Oggi, infatti, è il turno di un altro Matteo, il Salvini. La cui retorica “noi” contro “loro” è senza dubbio più forte e convincente delle altre. Berlusconi ce l’aveva coi comunisti, che solo lui vedeva. Renzi contro una parte del suo partito e contro chiunque non fosse d’accordo con lui. Salvini ha fatto il salto: tutto il popolo italiano, che ovviamente coincide con lui e solo con la sua idea, contro un’inesistente invasione di migranti armati di speranze fragili e qualche straccio impolverato. Ha creato la divisione nazionalistica per eccellenza, nessuna invenzione, ha solo adattato un vecchio modo di fare ai tempi presenti.

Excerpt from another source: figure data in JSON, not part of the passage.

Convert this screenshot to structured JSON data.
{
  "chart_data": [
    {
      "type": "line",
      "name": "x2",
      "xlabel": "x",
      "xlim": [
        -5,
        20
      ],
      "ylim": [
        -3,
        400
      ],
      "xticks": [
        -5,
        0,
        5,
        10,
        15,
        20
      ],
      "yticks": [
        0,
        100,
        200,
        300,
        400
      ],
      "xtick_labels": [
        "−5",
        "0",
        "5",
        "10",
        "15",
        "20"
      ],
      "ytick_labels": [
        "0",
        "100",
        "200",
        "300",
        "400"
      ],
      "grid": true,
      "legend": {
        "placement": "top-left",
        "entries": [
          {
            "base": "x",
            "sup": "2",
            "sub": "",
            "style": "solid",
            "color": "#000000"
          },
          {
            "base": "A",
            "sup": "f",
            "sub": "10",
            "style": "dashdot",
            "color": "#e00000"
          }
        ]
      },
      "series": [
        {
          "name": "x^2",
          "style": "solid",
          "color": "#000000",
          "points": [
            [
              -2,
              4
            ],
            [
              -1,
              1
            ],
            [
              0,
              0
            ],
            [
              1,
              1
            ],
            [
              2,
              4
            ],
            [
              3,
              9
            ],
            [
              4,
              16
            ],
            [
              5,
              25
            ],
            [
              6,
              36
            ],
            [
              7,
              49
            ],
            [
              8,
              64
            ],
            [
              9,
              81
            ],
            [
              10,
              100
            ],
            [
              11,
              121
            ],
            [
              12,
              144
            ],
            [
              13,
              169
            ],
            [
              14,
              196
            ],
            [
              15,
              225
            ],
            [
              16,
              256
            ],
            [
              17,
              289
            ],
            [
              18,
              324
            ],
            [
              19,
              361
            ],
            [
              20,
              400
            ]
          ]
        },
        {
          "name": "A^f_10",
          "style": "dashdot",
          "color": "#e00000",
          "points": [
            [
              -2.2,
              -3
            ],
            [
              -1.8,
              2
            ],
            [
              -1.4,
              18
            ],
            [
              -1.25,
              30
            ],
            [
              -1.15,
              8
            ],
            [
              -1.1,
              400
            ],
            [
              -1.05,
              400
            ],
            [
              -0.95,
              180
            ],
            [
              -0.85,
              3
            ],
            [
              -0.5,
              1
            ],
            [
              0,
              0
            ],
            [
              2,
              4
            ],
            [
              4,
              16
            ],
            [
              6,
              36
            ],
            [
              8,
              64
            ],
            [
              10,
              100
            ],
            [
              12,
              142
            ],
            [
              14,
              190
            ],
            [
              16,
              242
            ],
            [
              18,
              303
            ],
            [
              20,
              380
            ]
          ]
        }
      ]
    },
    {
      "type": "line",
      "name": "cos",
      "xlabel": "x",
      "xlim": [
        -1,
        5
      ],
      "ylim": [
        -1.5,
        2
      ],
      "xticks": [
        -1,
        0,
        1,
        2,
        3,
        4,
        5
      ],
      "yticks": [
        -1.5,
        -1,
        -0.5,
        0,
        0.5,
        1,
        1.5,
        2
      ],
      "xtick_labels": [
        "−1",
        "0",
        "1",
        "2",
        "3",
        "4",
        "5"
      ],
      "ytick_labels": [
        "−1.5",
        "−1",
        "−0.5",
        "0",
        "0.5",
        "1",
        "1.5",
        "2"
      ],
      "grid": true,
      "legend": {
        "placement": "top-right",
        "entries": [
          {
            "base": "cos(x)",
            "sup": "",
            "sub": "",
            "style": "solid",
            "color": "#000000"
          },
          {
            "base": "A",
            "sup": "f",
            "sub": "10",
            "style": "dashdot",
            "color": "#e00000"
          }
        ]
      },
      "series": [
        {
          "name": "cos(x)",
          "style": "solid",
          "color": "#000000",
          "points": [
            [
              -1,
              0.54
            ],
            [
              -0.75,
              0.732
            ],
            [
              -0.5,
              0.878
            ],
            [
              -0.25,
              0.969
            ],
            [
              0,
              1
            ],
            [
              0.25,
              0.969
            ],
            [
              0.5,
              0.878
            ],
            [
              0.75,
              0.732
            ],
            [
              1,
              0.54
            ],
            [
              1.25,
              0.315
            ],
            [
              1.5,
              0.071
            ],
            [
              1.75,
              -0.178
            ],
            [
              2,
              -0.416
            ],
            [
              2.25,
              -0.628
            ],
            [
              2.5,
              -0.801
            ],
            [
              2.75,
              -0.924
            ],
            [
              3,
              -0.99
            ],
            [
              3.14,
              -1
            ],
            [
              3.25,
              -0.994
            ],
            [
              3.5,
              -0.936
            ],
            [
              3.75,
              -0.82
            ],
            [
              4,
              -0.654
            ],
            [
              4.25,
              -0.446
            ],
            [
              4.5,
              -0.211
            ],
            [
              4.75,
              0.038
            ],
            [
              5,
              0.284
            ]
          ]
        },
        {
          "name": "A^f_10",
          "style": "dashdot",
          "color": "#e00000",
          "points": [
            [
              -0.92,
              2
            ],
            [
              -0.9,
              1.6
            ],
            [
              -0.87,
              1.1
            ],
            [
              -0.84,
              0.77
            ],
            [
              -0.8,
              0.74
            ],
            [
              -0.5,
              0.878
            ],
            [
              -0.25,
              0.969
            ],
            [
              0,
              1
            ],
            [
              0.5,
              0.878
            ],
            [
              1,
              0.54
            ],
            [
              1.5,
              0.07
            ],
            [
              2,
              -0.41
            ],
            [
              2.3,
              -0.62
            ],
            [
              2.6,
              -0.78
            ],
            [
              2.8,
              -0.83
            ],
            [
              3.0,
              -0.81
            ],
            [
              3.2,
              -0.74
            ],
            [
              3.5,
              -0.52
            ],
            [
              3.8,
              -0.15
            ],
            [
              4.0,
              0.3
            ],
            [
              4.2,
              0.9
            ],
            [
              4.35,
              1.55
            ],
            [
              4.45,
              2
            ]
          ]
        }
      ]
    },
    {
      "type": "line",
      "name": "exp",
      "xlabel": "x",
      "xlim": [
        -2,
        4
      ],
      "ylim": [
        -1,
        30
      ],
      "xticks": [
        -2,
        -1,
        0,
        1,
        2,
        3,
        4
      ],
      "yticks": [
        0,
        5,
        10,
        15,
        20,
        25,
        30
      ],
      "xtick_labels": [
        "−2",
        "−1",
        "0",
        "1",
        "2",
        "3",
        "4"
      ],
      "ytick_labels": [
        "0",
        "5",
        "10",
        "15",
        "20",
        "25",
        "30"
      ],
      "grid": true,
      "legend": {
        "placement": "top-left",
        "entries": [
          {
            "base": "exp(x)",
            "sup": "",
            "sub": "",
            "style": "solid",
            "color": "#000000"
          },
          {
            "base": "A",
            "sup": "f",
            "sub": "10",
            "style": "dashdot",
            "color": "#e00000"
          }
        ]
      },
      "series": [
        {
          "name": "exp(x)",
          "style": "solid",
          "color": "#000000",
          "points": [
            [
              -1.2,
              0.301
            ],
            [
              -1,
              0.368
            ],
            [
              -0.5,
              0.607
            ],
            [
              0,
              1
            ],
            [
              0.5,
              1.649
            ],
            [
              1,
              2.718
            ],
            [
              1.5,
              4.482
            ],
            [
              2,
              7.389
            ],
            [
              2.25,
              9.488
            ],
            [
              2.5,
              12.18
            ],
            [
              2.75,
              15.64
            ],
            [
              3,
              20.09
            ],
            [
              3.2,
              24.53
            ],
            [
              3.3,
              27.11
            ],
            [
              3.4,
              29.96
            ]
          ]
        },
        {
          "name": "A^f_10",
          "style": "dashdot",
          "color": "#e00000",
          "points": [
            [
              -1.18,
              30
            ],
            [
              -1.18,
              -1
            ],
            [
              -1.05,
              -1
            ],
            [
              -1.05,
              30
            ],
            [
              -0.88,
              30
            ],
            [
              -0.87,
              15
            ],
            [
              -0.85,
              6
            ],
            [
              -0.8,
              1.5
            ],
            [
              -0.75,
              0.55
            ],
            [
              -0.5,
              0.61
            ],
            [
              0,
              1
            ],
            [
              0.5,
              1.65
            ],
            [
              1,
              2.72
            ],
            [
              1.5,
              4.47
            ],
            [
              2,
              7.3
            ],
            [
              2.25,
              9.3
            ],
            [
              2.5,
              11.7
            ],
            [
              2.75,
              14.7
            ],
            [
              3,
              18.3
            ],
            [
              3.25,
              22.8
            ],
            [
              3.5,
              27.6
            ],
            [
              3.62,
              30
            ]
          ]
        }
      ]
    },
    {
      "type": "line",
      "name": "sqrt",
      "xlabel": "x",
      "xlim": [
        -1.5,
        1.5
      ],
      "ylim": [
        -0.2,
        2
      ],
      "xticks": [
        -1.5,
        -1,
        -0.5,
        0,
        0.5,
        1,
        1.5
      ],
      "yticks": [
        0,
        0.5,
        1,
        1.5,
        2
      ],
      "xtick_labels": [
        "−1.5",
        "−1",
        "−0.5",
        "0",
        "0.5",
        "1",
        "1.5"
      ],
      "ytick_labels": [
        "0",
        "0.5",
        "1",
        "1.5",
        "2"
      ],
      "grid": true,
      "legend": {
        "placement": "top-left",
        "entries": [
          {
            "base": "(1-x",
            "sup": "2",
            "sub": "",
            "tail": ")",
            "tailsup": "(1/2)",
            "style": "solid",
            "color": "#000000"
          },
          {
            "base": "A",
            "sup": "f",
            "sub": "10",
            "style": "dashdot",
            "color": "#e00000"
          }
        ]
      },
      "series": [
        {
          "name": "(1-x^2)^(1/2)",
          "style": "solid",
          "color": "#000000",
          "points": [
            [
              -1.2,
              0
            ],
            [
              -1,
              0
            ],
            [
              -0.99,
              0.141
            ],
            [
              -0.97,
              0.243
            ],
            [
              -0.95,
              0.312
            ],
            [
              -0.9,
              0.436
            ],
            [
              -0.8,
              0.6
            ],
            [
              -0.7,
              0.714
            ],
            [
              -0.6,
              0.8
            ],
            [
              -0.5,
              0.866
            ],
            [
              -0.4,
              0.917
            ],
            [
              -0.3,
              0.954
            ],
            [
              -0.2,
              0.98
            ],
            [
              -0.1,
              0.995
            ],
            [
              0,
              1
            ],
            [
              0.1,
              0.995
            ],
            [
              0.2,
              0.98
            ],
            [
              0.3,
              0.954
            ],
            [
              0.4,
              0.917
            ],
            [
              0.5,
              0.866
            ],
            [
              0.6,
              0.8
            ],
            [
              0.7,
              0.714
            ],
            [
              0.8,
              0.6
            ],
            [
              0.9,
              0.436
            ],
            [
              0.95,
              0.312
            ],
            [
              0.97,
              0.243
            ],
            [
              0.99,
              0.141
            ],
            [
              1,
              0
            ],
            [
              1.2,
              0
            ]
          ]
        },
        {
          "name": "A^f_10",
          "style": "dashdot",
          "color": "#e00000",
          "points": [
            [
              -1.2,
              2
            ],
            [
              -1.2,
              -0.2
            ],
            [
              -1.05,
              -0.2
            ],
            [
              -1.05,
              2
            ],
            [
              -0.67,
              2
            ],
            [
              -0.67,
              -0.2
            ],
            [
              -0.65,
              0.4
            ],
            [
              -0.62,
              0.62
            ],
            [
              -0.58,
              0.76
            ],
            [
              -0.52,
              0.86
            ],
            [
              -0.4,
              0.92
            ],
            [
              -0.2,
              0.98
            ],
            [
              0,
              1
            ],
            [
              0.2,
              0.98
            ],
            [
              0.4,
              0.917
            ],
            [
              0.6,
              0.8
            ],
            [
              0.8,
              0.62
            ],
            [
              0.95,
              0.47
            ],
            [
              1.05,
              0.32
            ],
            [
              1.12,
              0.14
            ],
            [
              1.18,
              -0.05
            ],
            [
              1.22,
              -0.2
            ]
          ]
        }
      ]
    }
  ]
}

Ma come dimostra bene la storia recente, con gli italiani è facile finire dalle stelle alle stalle, e di solito, più sei stato portato in alto sulla scala del successo, e più la caduta farà male e la fine sarà miserevole. Questa è la terza osservazione che emerge da questo video e da tutto il resto.

Al terzo punto ne segue un quarto: i problemi seri delle persone sono ora solo attenuati dall’euforia sempliciotta delle folle osannanti, ma mica sono risolti. No, quei problemi stanno ancora lì, al calduccio, in attesa di esplodere in modo forse più fragoroso. Sì, perché chi altro potrà venire dopo questo leader a dirci chi è contro di noi?

Credo che sia tutto possibile, ma c’è un limite. Enche l’Europa matrigna cattiva è già stata una retorica usata in modo disinvolto dai tre leader sopracitati. Quindi è il mondo, di cui facciamo parte, a diventare il prossimo “loro” contro il “noi”? A chi faranno la guerra gli osannatori quando si renderanno conto che il loro reddito non aumenta, le tasse non scendono, i costi impennano comunque, che la qualità della loro vita non migliora di nulla e che il lavoro continua ad essere precario e la pensione un miraggio?

Proprio questa folla acclamante si sentirà tradita e presa in giro. Inizierà a non credere più alle bugie sui migranti che rubano il lavoro, ai complotti galattici, ai comunisti che mangiano i bambini, ai 49 milioni di euro che la Lega, malgrado una sentenza, afferma non ci siano, e a quel punto l’osannato diventerà l’oggetto della rabbia più profonda.

Salvini sta spingendo verso l’alto l’asticella della rabbia, della frustrazione e dell’odio e quindi prevedo un risvolto davvero poco piacevole, per lui ma anche per noi. Mala tempora currunt sed peiora parantur!

Non si può stare all’apice del potere, in una democrazia come la nostra, in un tempo come il nostro, troppo a lungo senza fare niente di concreto e davvero risolutivo dei problemi delle persone. Quindi, a un certo punto, esploderà una frustrazione ben peggiore di quella che lo sta ora sostenendo e facendo veleggiare sopra al 30% dei consensi, secondo alcuni sondaggi.

A quel punto il problema non sarà certo il disastro personale di un leader. Ma il fatto che quando si arriva a questi livelli e si smuovono questi sentimenti, il disastro poi investe tutti e vorrei smentire Gramsci, e che si dimostrasse che la storia è maestra e che noi siamo bravi scolari!